Computer vision technologies are uniquely poised to accelerate the mental health evaluation process. Modern computer vision applications focus on video understanding tasks such as object classification, detection, and segmentation. In the context of healthcare, deep learning algorithms have become the de-facto standard for many medical imaging tasks. In the context of mental health, 3D imaging sensors can accurately capture facial expressions at high resolution. From these facial scans, we can build algorithms for detecting depression. We are striving to develop a low-cost AI-driven platform to screen for behavioral health symptoms within a primary care setting.
Reliable use of hand hygiene is associated with large reductions in hospital-acquired infections, which account for a significant fraction of hospital complications, mortality and healthcare expenditures. We are designing and demonstrating privacy-protective depth sensors and refining computer vision technology to make it easier for all clinicians and staff to perfect hand hygiene.
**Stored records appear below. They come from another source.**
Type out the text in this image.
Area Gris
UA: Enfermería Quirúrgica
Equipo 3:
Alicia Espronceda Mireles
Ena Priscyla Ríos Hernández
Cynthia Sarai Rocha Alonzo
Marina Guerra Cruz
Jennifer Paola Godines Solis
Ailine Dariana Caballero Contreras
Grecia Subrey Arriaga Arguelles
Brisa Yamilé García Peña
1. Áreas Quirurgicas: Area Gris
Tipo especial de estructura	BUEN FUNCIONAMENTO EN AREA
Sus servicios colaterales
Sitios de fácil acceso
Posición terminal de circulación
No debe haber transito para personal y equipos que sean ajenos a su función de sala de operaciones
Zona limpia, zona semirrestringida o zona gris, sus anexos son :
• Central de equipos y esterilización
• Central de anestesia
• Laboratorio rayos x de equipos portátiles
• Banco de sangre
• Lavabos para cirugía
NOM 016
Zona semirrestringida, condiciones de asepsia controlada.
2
ICU patient monitoring by trained personnel is costly and time-consuming. Working with colleagues at Stanford's adult hospital and Intermountain Healthcare, we will apply and refine computer vision technology in the ICU to make it easier for clinicians to continuously identify opportunities to detect and respond to changes in patients' health status.
We are designing an integrated solution for the remote monitoring, assessment and support of seniors living independently at home. Our goal is to allow seniors to extend their capacity to live at home, improve their quality of life and avoid unnecessary and costly relocations into institutional care.